On May 11, 2009, the Ontario Securities Commission (OSC) decided to deny an application requesting that the OSC cease trade two shareholder rights plans implemented by NEO Material Technologies. The first plan was a strategic plan that had previously been approved by shareholders of Neo and the second was a tactical plan that had been adopted by NEO in the face of a partial bid launched by Pala Investments. Pala’s bid was structured to comply with the “permitted bid” definition contained in the first plan in that it was open for at least 60 days, subject to an additional 10-day extension in the event that the irrevocable minimum tender condition, requiring that at least 50% of the independently held common shares of Neo be tendered, was satisfied. In response to Pala’s partial bid, the board of directors of Neo implemented the second shareholder rights plan to prohibit such a partial bid and recommended against tendering to the bid. Pala applied to the OSC under s. 127(1) of the Securities Act to have both plans cease traded but the OSC deferred making a decision on the application until after Neo held its previously scheduled shareholder meeting (which was scheduled to be held prior to the expiry of the Pala bid). Approval of the second plan was put before the shareholders at the meeting and was passed, following which the OSC denied the requested relief.
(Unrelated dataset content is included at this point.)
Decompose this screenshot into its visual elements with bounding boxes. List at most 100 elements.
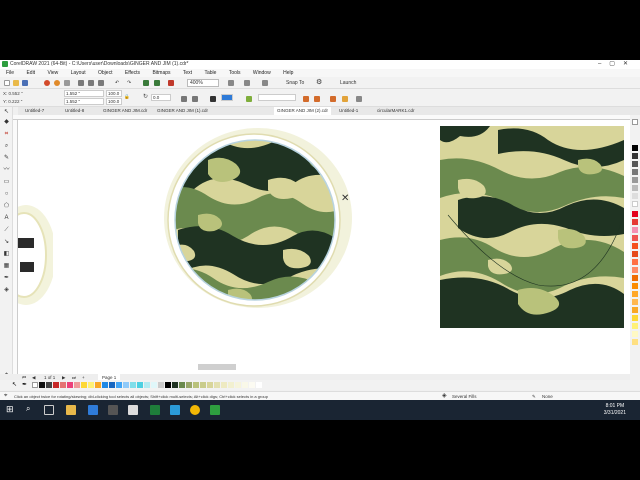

The OSC, stating its was not satisfied that it would be in the public interest to grant such relief at this time, cited the following influencing considerations:

a.the second plan was adopted in the context of, and in response to the offer;

b.there was no evidence that the process undertaken by the Neo board to evaluate the offer or implement the second plan was not carried out in what the Neo board determined to be the best interests of the corporation and of the Neo shareholders, as a whole;

c.an overwhelming majority of the Neo shareholders (excluding Pala) approved the second plan while the offer remained outstanding;

d.the evidence supported a finding that the Neo shareholders were sufficiently informed about the second plan prior to casting their votes; and

e.there was no evidence to suggest that management or the Neo board coerced or unduly pressured the Neo shareholders to approve the second plan.

The OSC intends to expand upon these consideration in its full reasons for decision, which have yet to be released.